„Pflege-Bahr“ kommt an: Branche erwartet eine Million Pflegeversicherungen

Die Zahl der staatlich geförderten Pflegeversicherungen wird in diesem Jahr auf mehr als eine Million Verträge ansteigen. Der PKV-Verband sieht eine ansteigende Dynamik im Neugeschäft und weist darauf hin, dass sich das Risiko der Pflegebedürftigkeit gut und zu moderaten Kosten absichern lasse.

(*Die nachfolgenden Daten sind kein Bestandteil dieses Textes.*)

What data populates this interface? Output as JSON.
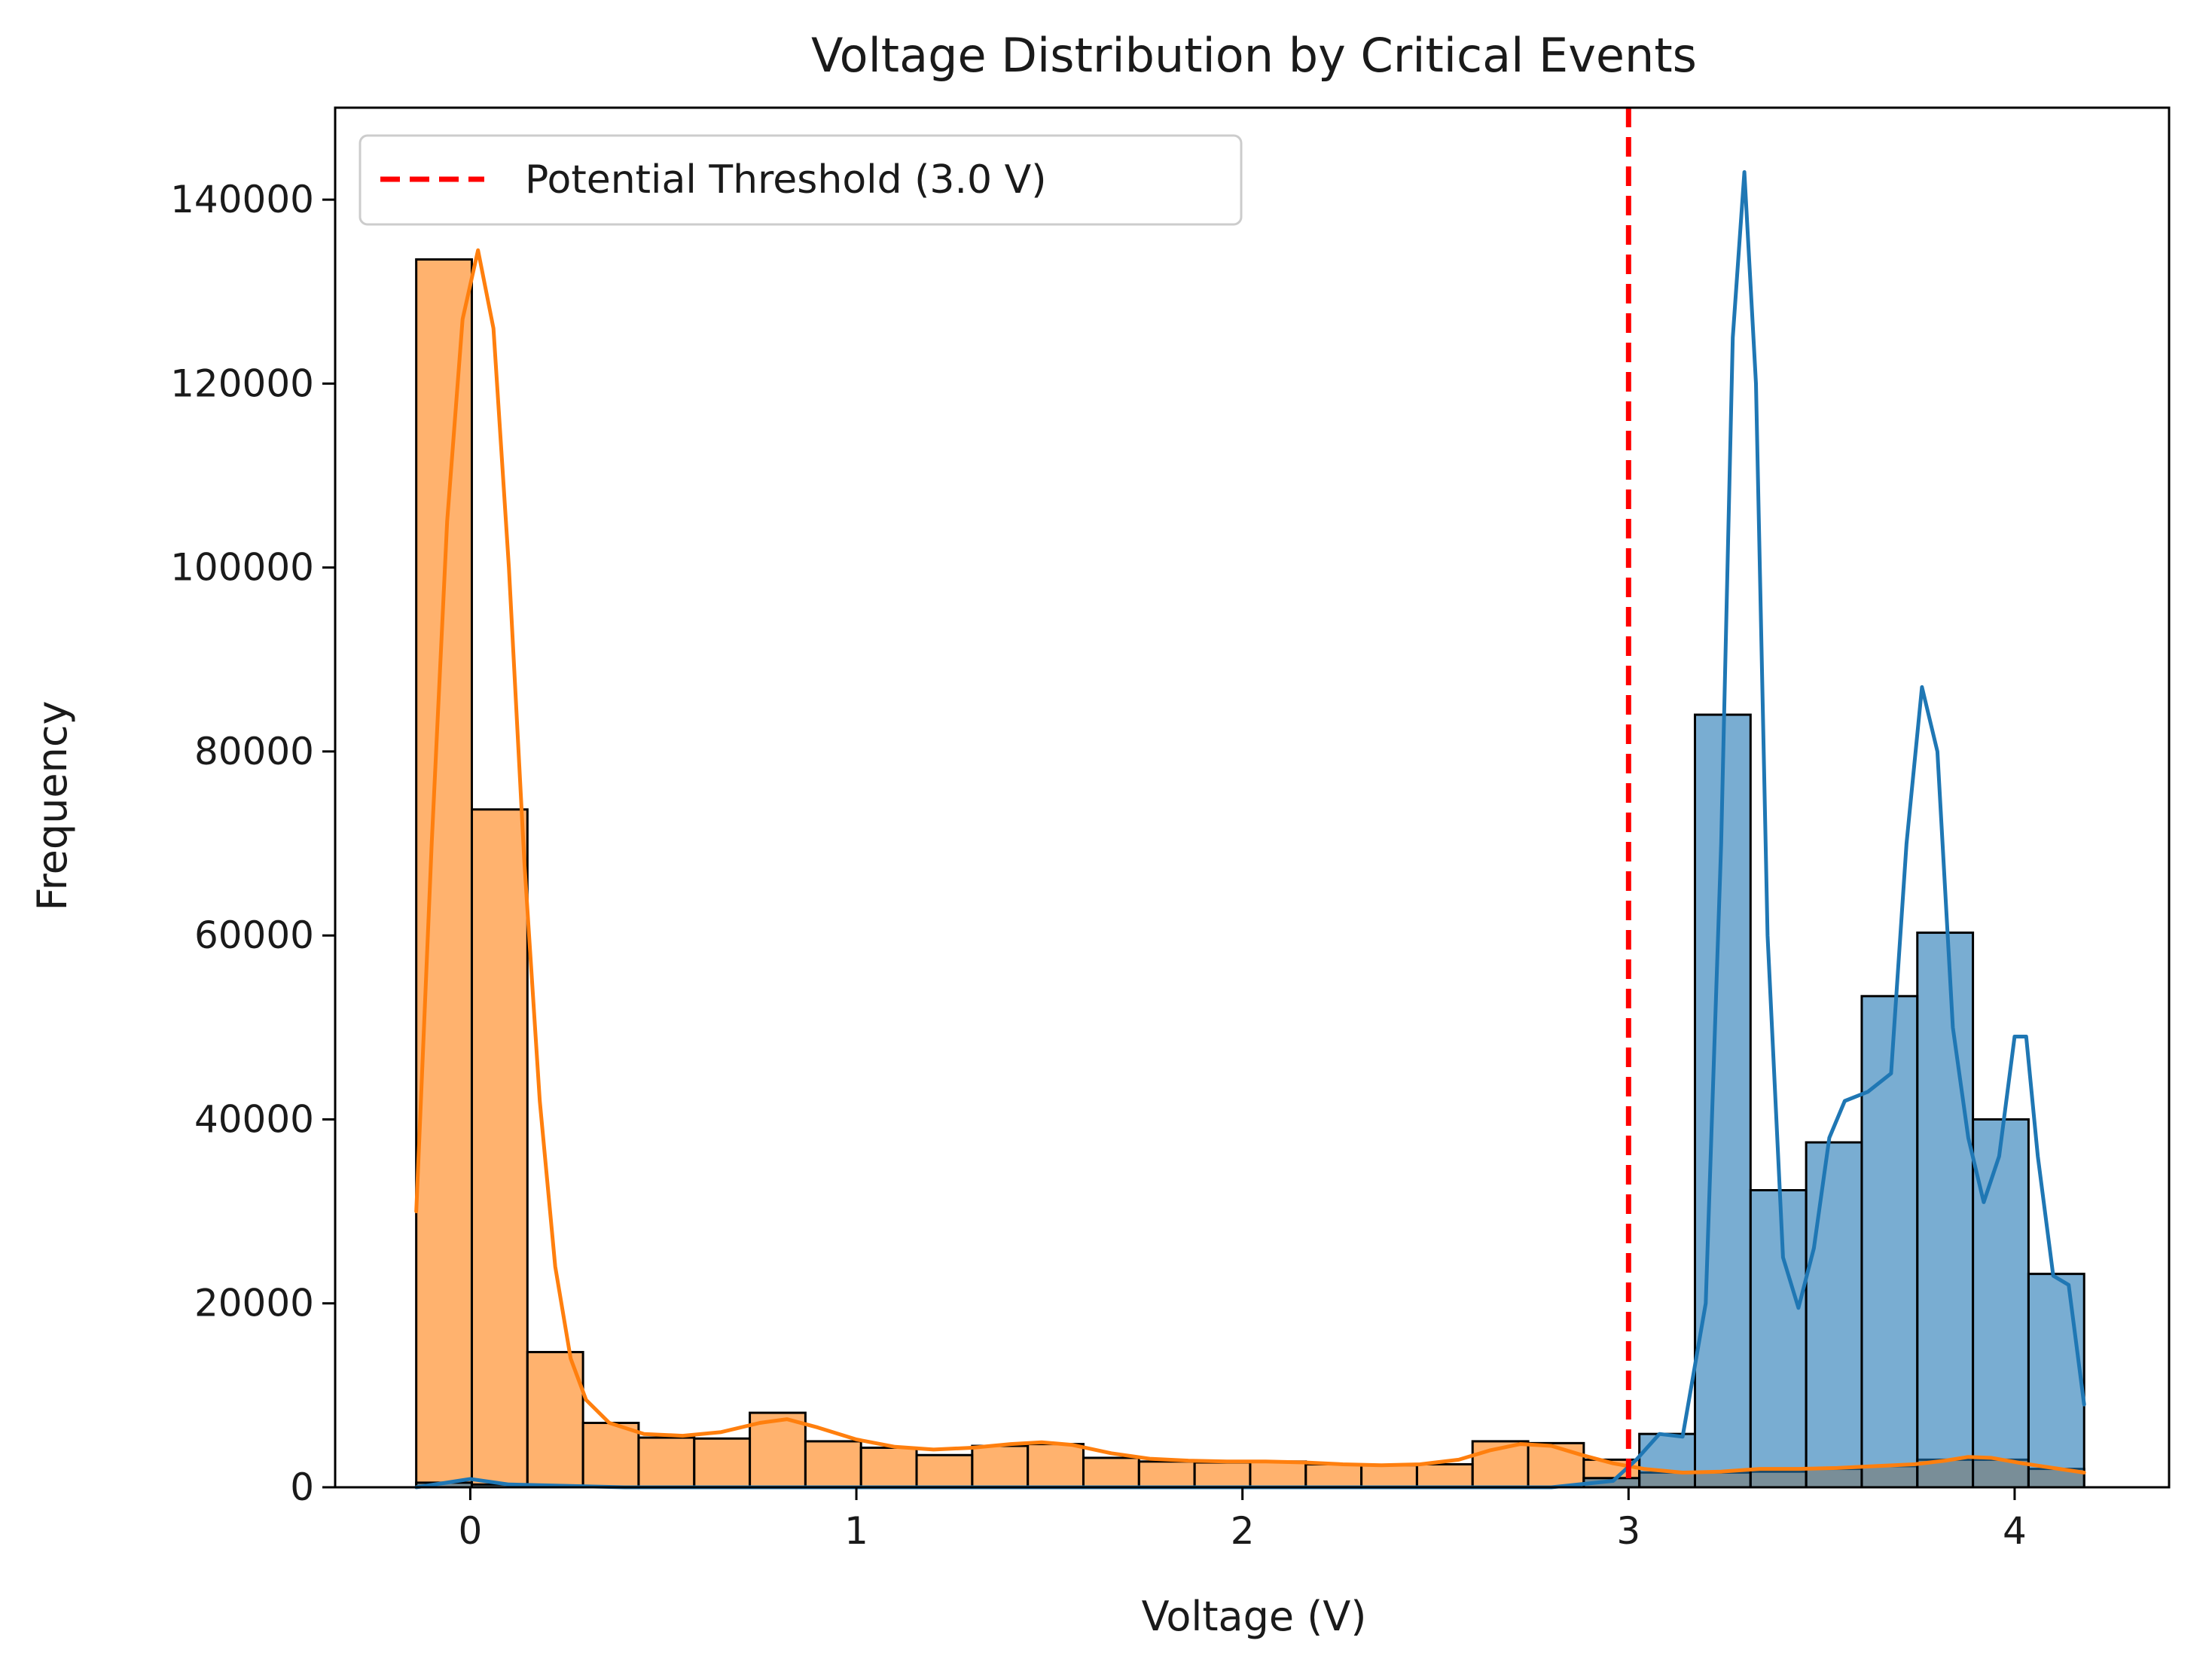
{
  "chart_data": {
    "type": "bar",
    "title": "Voltage Distribution by Critical Events",
    "xlabel": "Voltage (V)",
    "ylabel": "Frequency",
    "xlim": [
      -0.35,
      4.4
    ],
    "ylim": [
      0,
      150000
    ],
    "x_ticks": [
      0,
      1,
      2,
      3,
      4
    ],
    "y_ticks": [
      0,
      20000,
      40000,
      60000,
      80000,
      100000,
      120000,
      140000
    ],
    "grid": false,
    "legend": {
      "position": "top-left",
      "entries": [
        {
          "label": "Potential Threshold (3.0 V)",
          "style": "dashed-line",
          "color": "#ff0000"
        }
      ]
    },
    "threshold": {
      "x": 3.0,
      "color": "#ff0000",
      "style": "dashed"
    },
    "bin_width": 0.144,
    "series": [
      {
        "color": "#ff7f0e",
        "bins": [
          {
            "x0": -0.14,
            "value": 133500
          },
          {
            "x0": 0.004,
            "value": 73700
          },
          {
            "x0": 0.148,
            "value": 14700
          },
          {
            "x0": 0.292,
            "value": 7000
          },
          {
            "x0": 0.436,
            "value": 5400
          },
          {
            "x0": 0.58,
            "value": 5300
          },
          {
            "x0": 0.724,
            "value": 8100
          },
          {
            "x0": 0.868,
            "value": 5000
          },
          {
            "x0": 1.012,
            "value": 4300
          },
          {
            "x0": 1.156,
            "value": 3500
          },
          {
            "x0": 1.3,
            "value": 4500
          },
          {
            "x0": 1.444,
            "value": 4700
          },
          {
            "x0": 1.588,
            "value": 3200
          },
          {
            "x0": 1.732,
            "value": 2800
          },
          {
            "x0": 1.876,
            "value": 2700
          },
          {
            "x0": 2.02,
            "value": 2800
          },
          {
            "x0": 2.164,
            "value": 2500
          },
          {
            "x0": 2.308,
            "value": 2400
          },
          {
            "x0": 2.452,
            "value": 2500
          },
          {
            "x0": 2.596,
            "value": 5000
          },
          {
            "x0": 2.74,
            "value": 4800
          },
          {
            "x0": 2.884,
            "value": 3000
          },
          {
            "x0": 3.028,
            "value": 1600
          },
          {
            "x0": 3.172,
            "value": 1600
          },
          {
            "x0": 3.316,
            "value": 1700
          },
          {
            "x0": 3.46,
            "value": 2000
          },
          {
            "x0": 3.604,
            "value": 2300
          },
          {
            "x0": 3.748,
            "value": 3000
          },
          {
            "x0": 3.892,
            "value": 3000
          },
          {
            "x0": 4.036,
            "value": 2000
          }
        ],
        "kde": [
          [
            -0.14,
            30000
          ],
          [
            -0.1,
            70000
          ],
          [
            -0.06,
            105000
          ],
          [
            -0.02,
            127000
          ],
          [
            0.02,
            134500
          ],
          [
            0.06,
            126000
          ],
          [
            0.1,
            100000
          ],
          [
            0.14,
            68000
          ],
          [
            0.18,
            42000
          ],
          [
            0.22,
            24000
          ],
          [
            0.26,
            14000
          ],
          [
            0.3,
            9500
          ],
          [
            0.36,
            7000
          ],
          [
            0.45,
            5800
          ],
          [
            0.55,
            5600
          ],
          [
            0.65,
            6000
          ],
          [
            0.75,
            7000
          ],
          [
            0.82,
            7400
          ],
          [
            0.9,
            6500
          ],
          [
            1.0,
            5200
          ],
          [
            1.1,
            4400
          ],
          [
            1.2,
            4100
          ],
          [
            1.3,
            4300
          ],
          [
            1.4,
            4700
          ],
          [
            1.48,
            4900
          ],
          [
            1.56,
            4600
          ],
          [
            1.66,
            3700
          ],
          [
            1.76,
            3100
          ],
          [
            1.86,
            2900
          ],
          [
            1.96,
            2800
          ],
          [
            2.06,
            2800
          ],
          [
            2.16,
            2700
          ],
          [
            2.26,
            2500
          ],
          [
            2.36,
            2400
          ],
          [
            2.46,
            2500
          ],
          [
            2.56,
            3000
          ],
          [
            2.64,
            4000
          ],
          [
            2.72,
            4700
          ],
          [
            2.8,
            4500
          ],
          [
            2.88,
            3500
          ],
          [
            2.96,
            2600
          ],
          [
            3.04,
            2000
          ],
          [
            3.14,
            1600
          ],
          [
            3.24,
            1700
          ],
          [
            3.34,
            2000
          ],
          [
            3.44,
            2000
          ],
          [
            3.54,
            2100
          ],
          [
            3.64,
            2300
          ],
          [
            3.74,
            2500
          ],
          [
            3.82,
            2900
          ],
          [
            3.88,
            3300
          ],
          [
            3.94,
            3200
          ],
          [
            4.02,
            2600
          ],
          [
            4.1,
            2100
          ],
          [
            4.18,
            1600
          ]
        ]
      },
      {
        "color": "#1f77b4",
        "bins": [
          {
            "x0": -0.14,
            "value": 500
          },
          {
            "x0": 0.004,
            "value": 300
          },
          {
            "x0": 2.884,
            "value": 1000
          },
          {
            "x0": 3.028,
            "value": 5800
          },
          {
            "x0": 3.172,
            "value": 84000
          },
          {
            "x0": 3.316,
            "value": 32300
          },
          {
            "x0": 3.46,
            "value": 37500
          },
          {
            "x0": 3.604,
            "value": 53400
          },
          {
            "x0": 3.748,
            "value": 60300
          },
          {
            "x0": 3.892,
            "value": 40000
          },
          {
            "x0": 4.036,
            "value": 23200
          }
        ],
        "kde": [
          [
            -0.14,
            0
          ],
          [
            0.0,
            900
          ],
          [
            0.1,
            300
          ],
          [
            0.4,
            0
          ],
          [
            2.8,
            0
          ],
          [
            2.96,
            700
          ],
          [
            3.02,
            3000
          ],
          [
            3.08,
            5800
          ],
          [
            3.14,
            5500
          ],
          [
            3.2,
            20000
          ],
          [
            3.24,
            70000
          ],
          [
            3.27,
            125000
          ],
          [
            3.3,
            143000
          ],
          [
            3.33,
            120000
          ],
          [
            3.36,
            60000
          ],
          [
            3.4,
            25000
          ],
          [
            3.44,
            19500
          ],
          [
            3.48,
            26000
          ],
          [
            3.52,
            38000
          ],
          [
            3.56,
            42000
          ],
          [
            3.62,
            43000
          ],
          [
            3.68,
            45000
          ],
          [
            3.72,
            70000
          ],
          [
            3.76,
            87000
          ],
          [
            3.8,
            80000
          ],
          [
            3.84,
            50000
          ],
          [
            3.88,
            38000
          ],
          [
            3.92,
            31000
          ],
          [
            3.96,
            36000
          ],
          [
            4.0,
            49000
          ],
          [
            4.03,
            49000
          ],
          [
            4.06,
            36000
          ],
          [
            4.1,
            23000
          ],
          [
            4.14,
            22000
          ],
          [
            4.18,
            9000
          ]
        ]
      }
    ]
  }
}
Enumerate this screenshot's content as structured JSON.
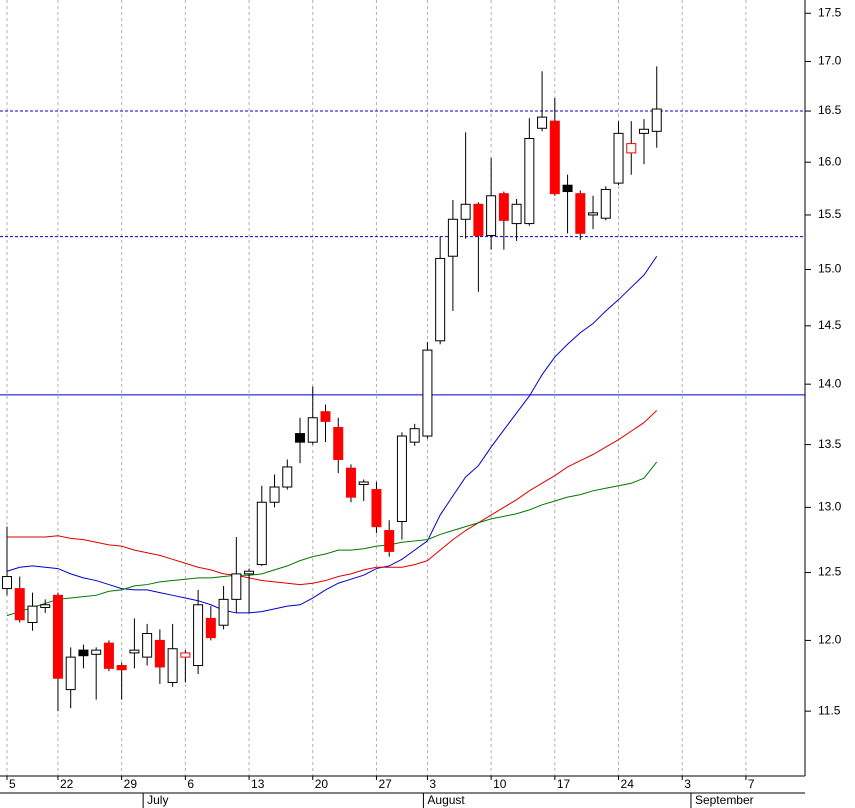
{
  "chart_data": {
    "type": "candlestick",
    "log": true,
    "ylim": [
      11.06,
      17.64
    ],
    "yticks": [
      11.5,
      {
        "value": 12,
        "label": "12.0"
      },
      12.5,
      {
        "value": 13,
        "label": "13.0"
      },
      13.5,
      {
        "value": 14,
        "label": "14.0"
      },
      14.5,
      {
        "value": 15,
        "label": "15.0"
      },
      15.5,
      {
        "value": 16,
        "label": "16.0"
      },
      16.5,
      {
        "value": 17,
        "label": "17.0"
      },
      17.5
    ],
    "grid": true,
    "categories": [
      "5",
      null,
      null,
      null,
      "22",
      null,
      null,
      null,
      null,
      "29",
      null,
      null,
      null,
      null,
      "6",
      null,
      null,
      null,
      null,
      "13",
      null,
      null,
      null,
      null,
      "20",
      null,
      null,
      null,
      null,
      "27",
      null,
      null,
      null,
      "3",
      null,
      null,
      null,
      null,
      "10",
      null,
      null,
      null,
      null,
      "17",
      null,
      null,
      null,
      null,
      "24",
      null,
      null,
      null,
      null,
      "3",
      null,
      null,
      null,
      null,
      "7",
      null,
      null,
      null,
      null
    ],
    "months": [
      null,
      null,
      null,
      null,
      null,
      null,
      null,
      null,
      null,
      null,
      null,
      "July",
      null,
      null,
      null,
      null,
      null,
      null,
      null,
      null,
      null,
      null,
      null,
      null,
      null,
      null,
      null,
      null,
      null,
      null,
      null,
      null,
      null,
      "August",
      null,
      null,
      null,
      null,
      null,
      null,
      null,
      null,
      null,
      null,
      null,
      null,
      null,
      null,
      null,
      null,
      null,
      null,
      null,
      null,
      "September",
      null,
      null,
      null,
      null,
      null,
      null,
      null,
      null
    ],
    "open": [
      12.38,
      12.38,
      12.13,
      12.24,
      12.33,
      11.65,
      11.93,
      11.9,
      11.98,
      11.82,
      11.91,
      11.88,
      12.0,
      11.7,
      11.88,
      11.82,
      12.16,
      12.11,
      12.3,
      12.49,
      12.56,
      13.04,
      13.16,
      13.59,
      13.52,
      13.77,
      13.64,
      13.31,
      13.18,
      13.14,
      12.82,
      12.89,
      13.52,
      13.57,
      14.37,
      15.12,
      15.46,
      15.6,
      15.31,
      15.7,
      15.42,
      15.42,
      16.33,
      16.4,
      15.78,
      15.7,
      15.5,
      15.47,
      15.8,
      16.09,
      16.28,
      16.3,
      null,
      null,
      null,
      null,
      null,
      null,
      null,
      null,
      null,
      null,
      null
    ],
    "high": [
      12.85,
      12.47,
      12.35,
      12.3,
      12.35,
      11.95,
      11.97,
      11.95,
      12.0,
      11.84,
      12.16,
      12.12,
      12.08,
      12.12,
      11.93,
      12.37,
      12.25,
      12.4,
      12.77,
      12.53,
      13.17,
      13.26,
      13.38,
      13.72,
      13.98,
      13.83,
      13.72,
      13.34,
      13.22,
      13.2,
      12.9,
      13.6,
      13.67,
      14.36,
      15.3,
      15.64,
      16.29,
      15.62,
      16.04,
      15.72,
      15.65,
      16.43,
      16.9,
      16.63,
      15.88,
      15.73,
      15.68,
      15.77,
      16.4,
      16.4,
      16.42,
      16.95,
      null,
      null,
      null,
      null,
      null,
      null,
      null,
      null,
      null,
      null,
      null
    ],
    "low": [
      12.33,
      12.13,
      12.07,
      12.2,
      11.5,
      11.52,
      11.8,
      11.58,
      11.78,
      11.58,
      11.8,
      11.82,
      11.69,
      11.67,
      11.7,
      11.76,
      12.0,
      12.08,
      12.2,
      12.2,
      12.55,
      13.0,
      13.14,
      13.35,
      13.5,
      13.52,
      13.27,
      13.04,
      13.05,
      12.8,
      12.62,
      12.75,
      13.49,
      13.55,
      14.34,
      14.63,
      15.28,
      14.8,
      15.18,
      15.18,
      15.26,
      15.4,
      16.3,
      15.68,
      15.33,
      15.27,
      15.37,
      15.45,
      15.78,
      15.88,
      15.98,
      16.14,
      null,
      null,
      null,
      null,
      null,
      null,
      null,
      null,
      null,
      null,
      null
    ],
    "close": [
      12.47,
      12.15,
      12.25,
      12.26,
      11.73,
      11.88,
      11.89,
      11.93,
      11.8,
      11.79,
      11.93,
      12.05,
      11.81,
      11.94,
      11.91,
      12.26,
      12.02,
      12.3,
      12.49,
      12.51,
      13.04,
      13.16,
      13.32,
      13.52,
      13.72,
      13.69,
      13.38,
      13.08,
      13.2,
      12.85,
      12.66,
      13.57,
      13.63,
      14.29,
      15.1,
      15.46,
      15.6,
      15.31,
      15.68,
      15.45,
      15.6,
      16.23,
      16.44,
      15.7,
      15.72,
      15.33,
      15.52,
      15.74,
      16.28,
      16.18,
      16.32,
      16.52,
      null,
      null,
      null,
      null,
      null,
      null,
      null,
      null,
      null,
      null,
      null
    ],
    "candle_colors": {
      "up": "#ffffff",
      "down": "#ff0000",
      "down_above_previous": "#000000",
      "up_below_previous": "#ff0000"
    },
    "moving_averages": [
      {
        "color": "#0000cc",
        "values": [
          12.51,
          12.54,
          12.55,
          12.54,
          12.53,
          12.49,
          12.46,
          12.44,
          12.41,
          12.38,
          12.37,
          12.37,
          12.35,
          12.33,
          12.31,
          12.29,
          12.26,
          12.22,
          12.2,
          12.2,
          12.21,
          12.23,
          12.25,
          12.26,
          12.31,
          12.37,
          12.42,
          12.45,
          12.48,
          12.53,
          12.55,
          12.6,
          12.67,
          12.74,
          12.94,
          13.09,
          13.24,
          13.33,
          13.48,
          13.62,
          13.76,
          13.9,
          14.08,
          14.23,
          14.34,
          14.44,
          14.52,
          14.63,
          14.73,
          14.84,
          14.95,
          15.12,
          null,
          null,
          null,
          null,
          null,
          null,
          null,
          null,
          null,
          null,
          null
        ]
      },
      {
        "color": "#dd0000",
        "values": [
          12.77,
          12.77,
          12.77,
          12.77,
          12.78,
          12.76,
          12.75,
          12.73,
          12.71,
          12.7,
          12.67,
          12.65,
          12.63,
          12.6,
          12.57,
          12.54,
          12.52,
          12.49,
          12.48,
          12.46,
          12.44,
          12.43,
          12.42,
          12.41,
          12.42,
          12.44,
          12.47,
          12.49,
          12.52,
          12.54,
          12.54,
          12.54,
          12.56,
          12.59,
          12.67,
          12.75,
          12.82,
          12.88,
          12.94,
          13.0,
          13.06,
          13.13,
          13.19,
          13.25,
          13.32,
          13.37,
          13.42,
          13.48,
          13.54,
          13.61,
          13.68,
          13.78,
          null,
          null,
          null,
          null,
          null,
          null,
          null,
          null,
          null,
          null,
          null
        ]
      },
      {
        "color": "#007700",
        "values": [
          12.18,
          12.21,
          12.24,
          12.27,
          12.3,
          12.31,
          12.32,
          12.33,
          12.36,
          12.37,
          12.4,
          12.41,
          12.43,
          12.44,
          12.45,
          12.46,
          12.46,
          12.47,
          12.48,
          12.48,
          12.49,
          12.52,
          12.55,
          12.59,
          12.62,
          12.64,
          12.67,
          12.67,
          12.68,
          12.7,
          12.71,
          12.73,
          12.74,
          12.75,
          12.79,
          12.82,
          12.85,
          12.88,
          12.91,
          12.93,
          12.95,
          12.98,
          13.02,
          13.05,
          13.08,
          13.1,
          13.13,
          13.15,
          13.17,
          13.19,
          13.23,
          13.36,
          null,
          null,
          null,
          null,
          null,
          null,
          null,
          null,
          null,
          null,
          null
        ]
      }
    ],
    "hlines": [
      {
        "value": 16.5,
        "color": "#0000cc",
        "style": "dotted"
      },
      {
        "value": 15.3,
        "color": "#0000cc",
        "style": "dotted"
      },
      {
        "value": 13.91,
        "color": "#0000cc",
        "style": "solid"
      }
    ]
  }
}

Nach Angaben des Verbands existierten Ende Januar 2014 bereits 404.200 Pflegeversicherungen mit staatlicher Förderung. Zum Jahreswechsel waren es demnach noch 353.400. Die wachsende Akzeptanz des in Anlehnung an den für die Förderung verantwortlichen früheren Gesundheitsminister als „Pflege-Bahr“ bezeichneten Konzepts spiegelt sich nach Angaben der Branche in einem stark wachsenden Neugeschäft wider.

Mehr als 1.000 staatlich geförderte Pflegeversicherungen pro Tag

Demnach wurden Ende 2013 pro Tag mehr als 1.000 staatlich geförderte Pflegeversicherungen abgeschlossen. Im Januar 2013 – direkt nach der Einführung – waren es lediglich 240 Verträge pro Tag. Uwe Laue, der Vorsitzende des PKV-Verbandes, rechnet deshalb bis zum Jahresende mit einem Vertragsbestand von mehr als einer Million Policen.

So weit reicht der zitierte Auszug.